There is intellect, of course, but also imagination, intuition, sagacity, persistence, prudence, fantasy, lust, humor, sympathy, serendipity, will, prayer, grief, courage, visual acuity, ambition, guesswork, mother wit, memory, delight, vitality, venality, kindness, generosity, fortitude, fear, awe, compassion, surrender, sincerity, humility, and the ability to integrate diametrically opposed states of mind into harmonious wholes . . . We would need quite a few new categories to fully map this territory — "dream property," "courage property," "grief property" — and even if we had that list, only half the problem would have been addressed.
Hyde champions the idea that art does not grow through strict adhesion to doctrine but instead takes the framework from past generations and uses it to bring forth new life--an ancient dialogue to find the perspective needed to contemplate our modern world. For Japan Society's oxherding exhibit, he translated and reinterpreted the ancient Chinese Buddhist parable "The Ten Oxherding Pictures"  concurrently with the creation of Max Gimblett's powerful ink-brush paintings. Discussing the process, he writes:
When it comes to the translations, the plan is to have each oxherding text appear in three different English versions: a “one word ox” which sticks slavishly to the Chinese (one word per character), a “spare sense ox,” which puts each Chinese syntactic unit into a simple English sentence, and an “American ox” (or “fat American ox”) which takes considerable liberties while trying to be faithful to my intuitions about the meaning of the series.

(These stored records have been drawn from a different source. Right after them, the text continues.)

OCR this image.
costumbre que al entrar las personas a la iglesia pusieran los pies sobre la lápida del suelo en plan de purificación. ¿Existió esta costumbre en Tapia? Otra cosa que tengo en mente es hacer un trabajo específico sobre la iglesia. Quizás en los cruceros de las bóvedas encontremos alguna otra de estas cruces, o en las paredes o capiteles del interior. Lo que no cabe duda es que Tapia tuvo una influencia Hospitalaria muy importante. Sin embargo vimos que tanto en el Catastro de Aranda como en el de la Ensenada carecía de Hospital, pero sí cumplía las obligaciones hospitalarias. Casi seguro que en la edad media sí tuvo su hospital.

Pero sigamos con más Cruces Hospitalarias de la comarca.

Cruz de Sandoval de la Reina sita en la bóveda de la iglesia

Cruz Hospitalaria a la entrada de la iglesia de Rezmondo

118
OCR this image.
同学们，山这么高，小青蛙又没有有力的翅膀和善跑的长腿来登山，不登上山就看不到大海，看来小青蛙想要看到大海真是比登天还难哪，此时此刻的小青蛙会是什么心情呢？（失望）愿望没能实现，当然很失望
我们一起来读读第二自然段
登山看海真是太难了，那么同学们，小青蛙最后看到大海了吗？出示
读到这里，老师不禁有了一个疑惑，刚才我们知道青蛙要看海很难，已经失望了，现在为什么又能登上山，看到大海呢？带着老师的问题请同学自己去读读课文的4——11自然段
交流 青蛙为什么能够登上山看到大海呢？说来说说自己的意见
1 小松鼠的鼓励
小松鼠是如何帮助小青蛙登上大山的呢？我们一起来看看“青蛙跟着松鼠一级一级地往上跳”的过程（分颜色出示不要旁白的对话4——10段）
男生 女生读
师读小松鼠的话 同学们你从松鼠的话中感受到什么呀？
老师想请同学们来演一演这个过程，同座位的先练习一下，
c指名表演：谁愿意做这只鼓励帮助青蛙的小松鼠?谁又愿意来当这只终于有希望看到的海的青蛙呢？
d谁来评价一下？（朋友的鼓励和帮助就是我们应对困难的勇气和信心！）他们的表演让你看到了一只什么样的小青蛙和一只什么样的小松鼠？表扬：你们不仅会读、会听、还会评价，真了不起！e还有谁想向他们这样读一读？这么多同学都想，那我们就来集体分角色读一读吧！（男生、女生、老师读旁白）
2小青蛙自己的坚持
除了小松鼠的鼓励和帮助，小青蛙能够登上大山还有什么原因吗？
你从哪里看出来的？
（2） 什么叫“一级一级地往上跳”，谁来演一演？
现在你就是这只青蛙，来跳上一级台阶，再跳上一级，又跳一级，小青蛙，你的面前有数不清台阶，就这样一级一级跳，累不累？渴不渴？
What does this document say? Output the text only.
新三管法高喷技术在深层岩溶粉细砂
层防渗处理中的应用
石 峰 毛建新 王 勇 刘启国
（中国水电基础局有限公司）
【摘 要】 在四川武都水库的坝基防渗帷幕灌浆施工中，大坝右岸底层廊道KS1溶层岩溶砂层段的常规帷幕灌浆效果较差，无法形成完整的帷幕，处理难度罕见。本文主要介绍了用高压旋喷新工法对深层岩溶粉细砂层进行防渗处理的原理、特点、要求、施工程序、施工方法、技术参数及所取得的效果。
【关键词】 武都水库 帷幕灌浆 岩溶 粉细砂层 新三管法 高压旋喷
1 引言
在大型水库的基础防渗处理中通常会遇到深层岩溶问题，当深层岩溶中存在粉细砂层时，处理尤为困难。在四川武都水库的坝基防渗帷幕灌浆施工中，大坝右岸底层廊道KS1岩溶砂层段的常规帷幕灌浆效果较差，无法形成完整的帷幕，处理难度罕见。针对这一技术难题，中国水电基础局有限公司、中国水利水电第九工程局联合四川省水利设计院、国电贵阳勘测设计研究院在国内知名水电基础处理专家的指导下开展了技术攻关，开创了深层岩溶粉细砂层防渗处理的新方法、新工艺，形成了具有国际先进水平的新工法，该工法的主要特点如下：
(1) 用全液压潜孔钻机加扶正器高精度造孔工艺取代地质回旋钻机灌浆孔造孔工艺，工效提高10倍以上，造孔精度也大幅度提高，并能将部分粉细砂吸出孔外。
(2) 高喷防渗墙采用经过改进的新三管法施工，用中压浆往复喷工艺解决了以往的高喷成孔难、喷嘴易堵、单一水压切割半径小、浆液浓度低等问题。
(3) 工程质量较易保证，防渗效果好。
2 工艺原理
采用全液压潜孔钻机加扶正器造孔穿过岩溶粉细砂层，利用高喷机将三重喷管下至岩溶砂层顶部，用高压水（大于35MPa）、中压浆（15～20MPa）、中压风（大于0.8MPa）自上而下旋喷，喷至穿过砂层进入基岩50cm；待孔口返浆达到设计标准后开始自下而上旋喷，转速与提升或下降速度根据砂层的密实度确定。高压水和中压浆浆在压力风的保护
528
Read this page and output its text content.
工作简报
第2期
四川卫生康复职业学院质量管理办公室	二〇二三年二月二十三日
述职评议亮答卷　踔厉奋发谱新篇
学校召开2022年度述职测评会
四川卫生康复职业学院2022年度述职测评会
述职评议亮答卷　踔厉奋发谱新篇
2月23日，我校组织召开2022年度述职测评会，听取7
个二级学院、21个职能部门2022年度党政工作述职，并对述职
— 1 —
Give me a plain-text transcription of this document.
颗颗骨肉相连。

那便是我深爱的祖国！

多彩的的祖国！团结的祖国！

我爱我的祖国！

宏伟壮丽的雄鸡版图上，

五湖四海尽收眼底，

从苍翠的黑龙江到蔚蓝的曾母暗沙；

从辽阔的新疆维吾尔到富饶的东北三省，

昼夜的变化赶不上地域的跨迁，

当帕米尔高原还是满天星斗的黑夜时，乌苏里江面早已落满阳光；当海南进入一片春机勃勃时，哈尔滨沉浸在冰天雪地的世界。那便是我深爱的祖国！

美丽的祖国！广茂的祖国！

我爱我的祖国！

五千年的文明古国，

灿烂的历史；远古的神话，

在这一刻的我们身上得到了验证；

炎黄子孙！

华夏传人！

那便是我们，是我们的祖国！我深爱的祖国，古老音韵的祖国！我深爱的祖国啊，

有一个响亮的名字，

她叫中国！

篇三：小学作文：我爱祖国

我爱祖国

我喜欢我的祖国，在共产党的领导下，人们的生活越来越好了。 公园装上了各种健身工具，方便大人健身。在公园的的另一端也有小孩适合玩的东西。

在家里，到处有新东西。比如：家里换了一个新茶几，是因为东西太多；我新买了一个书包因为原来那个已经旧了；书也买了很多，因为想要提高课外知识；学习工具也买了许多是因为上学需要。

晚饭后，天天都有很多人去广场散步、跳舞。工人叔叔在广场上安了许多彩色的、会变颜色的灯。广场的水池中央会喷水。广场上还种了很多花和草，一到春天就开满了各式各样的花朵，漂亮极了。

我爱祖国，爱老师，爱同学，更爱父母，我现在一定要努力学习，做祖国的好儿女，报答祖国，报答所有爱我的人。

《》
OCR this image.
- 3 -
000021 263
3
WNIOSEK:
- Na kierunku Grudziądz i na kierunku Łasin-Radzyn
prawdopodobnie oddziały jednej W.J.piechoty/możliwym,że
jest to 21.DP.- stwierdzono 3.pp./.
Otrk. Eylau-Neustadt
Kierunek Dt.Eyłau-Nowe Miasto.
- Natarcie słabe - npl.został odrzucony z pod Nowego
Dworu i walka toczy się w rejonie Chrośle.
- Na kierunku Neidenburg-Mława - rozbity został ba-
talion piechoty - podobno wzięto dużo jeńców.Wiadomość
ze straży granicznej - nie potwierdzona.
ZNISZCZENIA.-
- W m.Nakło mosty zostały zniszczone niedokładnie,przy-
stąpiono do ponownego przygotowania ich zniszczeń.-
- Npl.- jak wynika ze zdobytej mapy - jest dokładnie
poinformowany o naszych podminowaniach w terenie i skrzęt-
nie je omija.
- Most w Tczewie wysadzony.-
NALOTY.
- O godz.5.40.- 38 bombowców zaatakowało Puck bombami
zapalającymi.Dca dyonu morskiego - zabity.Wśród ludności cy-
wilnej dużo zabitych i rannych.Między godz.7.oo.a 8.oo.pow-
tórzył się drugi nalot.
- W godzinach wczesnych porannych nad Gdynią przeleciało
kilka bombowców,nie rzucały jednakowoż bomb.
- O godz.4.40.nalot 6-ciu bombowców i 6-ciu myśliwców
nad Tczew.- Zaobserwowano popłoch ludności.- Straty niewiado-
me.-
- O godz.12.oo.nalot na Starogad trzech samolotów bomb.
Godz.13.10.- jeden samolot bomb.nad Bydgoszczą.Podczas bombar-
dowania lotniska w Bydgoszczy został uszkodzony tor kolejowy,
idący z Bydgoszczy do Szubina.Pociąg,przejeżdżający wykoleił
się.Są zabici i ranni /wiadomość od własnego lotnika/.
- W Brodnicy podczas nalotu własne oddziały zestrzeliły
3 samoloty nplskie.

In conjunction with oxherding , Hyde gives a creative writing workshop at Japan Society on Saturday October 16 called The Personality of a Poem . A former director of creative writing at Harvard, and currently a creative writing teacher at Kenyon College, he will help writers of all levels discover methods of finding the "personal personality" of any written work of art, steering away from conventional thought and fostering instinct to travel down the unbeaten path and enjoy the wisdom it offers.

One of several workshops Japan Society's Zen season (including painting, breathing, and meditation),  this event is a good example of the opportunity the Society regularly affords that fulfills Hyde's call to action in his essay "Created Commons":
Let us begin by recognizing how deeply all creative enterprise needs to be fed by its larger community. Let us work to build the institutions that will make all talent prone to the happy accident of its fruition. Let us create a future that will be proud to name us as its ancestors.